Graphing the extreme residuals with the full dataset to confirm
library(gridExtra)
##
## Attaching package: 'gridExtra'
## The following object is masked from 'package:dplyr':
##
## combine
# Extracting data with for the top 20 and bottom 20 residuals
res_top10 <- diamonds2 %>%
arrange(desc(lresid2)) %>%
select(lprice, lcarat, lresid2) %>%
head(20)
res_bottom10 <- diamonds2 %>%
arrange(lresid2) %>%
select(lprice, lcarat, lresid2) %>%
head(20)
df1 <- rbind(res_top10, res_bottom10)
a <- ggplot(df1, aes(lcarat, lprice)) +
geom_hex(bins = 50)
b <- ggplot(diamonds2, aes(lcarat, lprice)) +
geom_hex(bins = 20)
grid.arrange(a, b, layout_matrix = cbind(1, 2))
From the graphs its clear that there doesn’t appear to be anything unusual with the data. The model appears to be heavily favoring carot weight over all other variables while predicting the price. While carat weight is the most important factor from our analysis we can say that giving more weight to other variables would be helpful when predicting prices.
Does the final model, mod_diamonds2, do a good job of predicting diamond prices? Would you trust it to tell you how much to spend if you were buying a diamond and why?
# Use this chunk to place your code for assessing how well the model predicts diamond prices
diamonds4 <- diamonds2 %>%
add_predictions(mod_diamond2) %>%
mutate(pred = round(2^pred)) %>%
select(price, pred, carat:table, x:z, lresid2, lcarat, lresid2) %>%
arrange(price)
c <- ggplot(diamonds4, aes(lcarat, lresid2)) +
geom_hex(bins = 50)
d <- ggplot(diamonds4, aes(pred, price)) +
geom_hex(bins = 50) + geom_abline(intercept = 0, slope = 1, color="blue")
grid.arrange(c, d, layout_matrix = cbind(1, 2))
Model metrics
library(Metrics)
##
## Attaching package: 'Metrics'
## The following objects are masked from 'package:modelr':
##
## mae, mape, mse, rmse
print(paste('Root means squared error: ', rmse(diamonds4$price, diamonds4$pred)))
## [1] "Root means squared error: 735.999947660903"
print(paste('Mean absolute error: ', mae(diamonds4$price, diamonds4$pred)))
## [1] "Mean absolute error: 391.585163712045"
range(diamonds4$price)
## [1] 326 18823
In terms of statistical analysis the model seems to be doing well as indicated by the residual plot and the actual vs prediction plot.
The roor mean squared error is 735, which is extrmely good considering the range of diamond prices are from 326 till 18823. Since the root mean squared error can be heavily influenced by some residuals as we saw earlier we have some extreme residual values we can use the mean absolute error, which is 391.

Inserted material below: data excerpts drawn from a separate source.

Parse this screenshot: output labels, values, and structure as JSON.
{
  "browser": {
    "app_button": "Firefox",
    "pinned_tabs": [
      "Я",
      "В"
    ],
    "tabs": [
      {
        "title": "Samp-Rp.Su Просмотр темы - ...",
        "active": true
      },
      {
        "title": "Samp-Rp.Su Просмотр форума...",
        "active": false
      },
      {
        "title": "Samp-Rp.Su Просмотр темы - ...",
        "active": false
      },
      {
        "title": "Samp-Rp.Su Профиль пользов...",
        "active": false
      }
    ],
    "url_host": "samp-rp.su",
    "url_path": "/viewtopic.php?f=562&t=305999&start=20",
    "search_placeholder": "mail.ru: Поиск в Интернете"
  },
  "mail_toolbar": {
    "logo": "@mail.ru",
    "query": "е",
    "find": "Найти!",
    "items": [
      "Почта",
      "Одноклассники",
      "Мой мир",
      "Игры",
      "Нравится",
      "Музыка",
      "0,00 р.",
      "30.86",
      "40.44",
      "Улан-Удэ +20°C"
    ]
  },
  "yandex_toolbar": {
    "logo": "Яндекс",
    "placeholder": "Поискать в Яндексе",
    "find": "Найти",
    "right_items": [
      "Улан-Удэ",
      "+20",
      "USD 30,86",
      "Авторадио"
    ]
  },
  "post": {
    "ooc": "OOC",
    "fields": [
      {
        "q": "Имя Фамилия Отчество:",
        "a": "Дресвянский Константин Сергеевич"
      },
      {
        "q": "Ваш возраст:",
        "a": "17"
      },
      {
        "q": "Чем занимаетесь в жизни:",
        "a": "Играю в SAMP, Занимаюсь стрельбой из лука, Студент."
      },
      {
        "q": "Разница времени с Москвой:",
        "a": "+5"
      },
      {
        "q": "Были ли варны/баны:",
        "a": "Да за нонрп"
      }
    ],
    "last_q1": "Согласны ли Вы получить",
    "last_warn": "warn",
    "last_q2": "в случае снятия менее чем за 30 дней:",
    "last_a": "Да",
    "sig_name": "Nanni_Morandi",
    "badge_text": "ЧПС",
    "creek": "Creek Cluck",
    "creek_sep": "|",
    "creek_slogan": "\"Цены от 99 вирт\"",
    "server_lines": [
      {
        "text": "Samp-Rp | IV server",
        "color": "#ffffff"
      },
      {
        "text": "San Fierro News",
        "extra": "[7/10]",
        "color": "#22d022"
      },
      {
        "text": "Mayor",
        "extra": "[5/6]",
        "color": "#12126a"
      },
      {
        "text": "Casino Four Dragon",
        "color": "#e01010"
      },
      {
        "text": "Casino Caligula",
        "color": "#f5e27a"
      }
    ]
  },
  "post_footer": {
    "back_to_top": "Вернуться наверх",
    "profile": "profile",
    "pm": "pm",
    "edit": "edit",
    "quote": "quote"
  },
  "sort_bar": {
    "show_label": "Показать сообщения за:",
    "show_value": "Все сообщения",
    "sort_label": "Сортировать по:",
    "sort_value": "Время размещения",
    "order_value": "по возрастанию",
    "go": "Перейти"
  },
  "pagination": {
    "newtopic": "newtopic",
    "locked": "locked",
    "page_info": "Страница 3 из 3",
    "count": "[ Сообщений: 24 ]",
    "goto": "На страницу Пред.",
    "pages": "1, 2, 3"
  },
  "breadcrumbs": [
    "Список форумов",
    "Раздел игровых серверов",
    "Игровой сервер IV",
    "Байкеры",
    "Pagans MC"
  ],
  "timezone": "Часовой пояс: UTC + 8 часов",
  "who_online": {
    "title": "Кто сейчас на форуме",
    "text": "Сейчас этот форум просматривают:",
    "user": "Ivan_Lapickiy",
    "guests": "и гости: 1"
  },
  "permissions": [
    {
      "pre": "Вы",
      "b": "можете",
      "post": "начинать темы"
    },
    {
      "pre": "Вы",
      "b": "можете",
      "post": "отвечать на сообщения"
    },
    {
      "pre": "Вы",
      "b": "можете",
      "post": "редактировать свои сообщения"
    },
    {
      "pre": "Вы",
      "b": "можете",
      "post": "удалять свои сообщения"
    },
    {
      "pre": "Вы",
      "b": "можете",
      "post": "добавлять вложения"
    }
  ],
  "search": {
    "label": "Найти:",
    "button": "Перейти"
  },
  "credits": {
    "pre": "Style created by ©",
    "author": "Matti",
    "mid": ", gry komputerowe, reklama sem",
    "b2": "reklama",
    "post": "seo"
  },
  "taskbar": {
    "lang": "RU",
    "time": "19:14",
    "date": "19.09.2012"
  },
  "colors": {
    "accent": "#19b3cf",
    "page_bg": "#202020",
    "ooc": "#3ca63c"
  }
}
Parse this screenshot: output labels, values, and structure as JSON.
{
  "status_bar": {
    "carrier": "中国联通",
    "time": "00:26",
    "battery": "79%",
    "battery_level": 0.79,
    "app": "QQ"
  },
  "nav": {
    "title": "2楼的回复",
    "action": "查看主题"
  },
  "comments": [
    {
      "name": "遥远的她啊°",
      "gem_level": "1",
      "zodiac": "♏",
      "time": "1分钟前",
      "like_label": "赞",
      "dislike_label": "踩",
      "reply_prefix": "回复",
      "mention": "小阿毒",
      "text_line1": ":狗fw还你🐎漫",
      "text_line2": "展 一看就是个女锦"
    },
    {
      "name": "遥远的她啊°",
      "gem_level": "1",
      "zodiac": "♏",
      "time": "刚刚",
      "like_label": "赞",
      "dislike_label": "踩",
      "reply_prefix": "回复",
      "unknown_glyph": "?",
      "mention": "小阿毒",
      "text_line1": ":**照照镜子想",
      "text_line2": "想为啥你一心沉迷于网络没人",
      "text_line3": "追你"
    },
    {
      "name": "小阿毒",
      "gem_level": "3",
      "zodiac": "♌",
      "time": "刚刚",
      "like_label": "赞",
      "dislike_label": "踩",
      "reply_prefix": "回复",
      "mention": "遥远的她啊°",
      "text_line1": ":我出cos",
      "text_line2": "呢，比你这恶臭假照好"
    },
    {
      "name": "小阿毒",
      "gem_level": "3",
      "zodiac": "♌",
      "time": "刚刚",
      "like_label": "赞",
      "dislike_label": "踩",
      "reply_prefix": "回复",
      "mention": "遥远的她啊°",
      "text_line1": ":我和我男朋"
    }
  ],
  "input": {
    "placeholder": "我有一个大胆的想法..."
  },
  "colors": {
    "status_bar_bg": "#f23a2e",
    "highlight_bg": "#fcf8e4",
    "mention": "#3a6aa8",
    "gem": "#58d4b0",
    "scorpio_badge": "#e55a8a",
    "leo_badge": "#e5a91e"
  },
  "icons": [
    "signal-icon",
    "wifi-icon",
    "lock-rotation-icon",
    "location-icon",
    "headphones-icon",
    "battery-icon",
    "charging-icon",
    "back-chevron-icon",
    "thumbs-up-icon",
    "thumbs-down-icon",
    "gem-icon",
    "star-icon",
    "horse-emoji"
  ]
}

So these metrics indicate the model seems to be doing well in pricing diamonds.
However, we saw earlier that there are large errors in many cases due to the model heavily favoring carat weight over all other variables. Thus in order to buy and sell diamonds you would need a better model.
Having a model that does take into account the effect of variables like cut, clarity, color while pricing diamonds could be helpful. Also we saw using the log model some presence of non-linearity. Usage of other non-linear models could alsobe helpful. One good approach could be decision trees regression.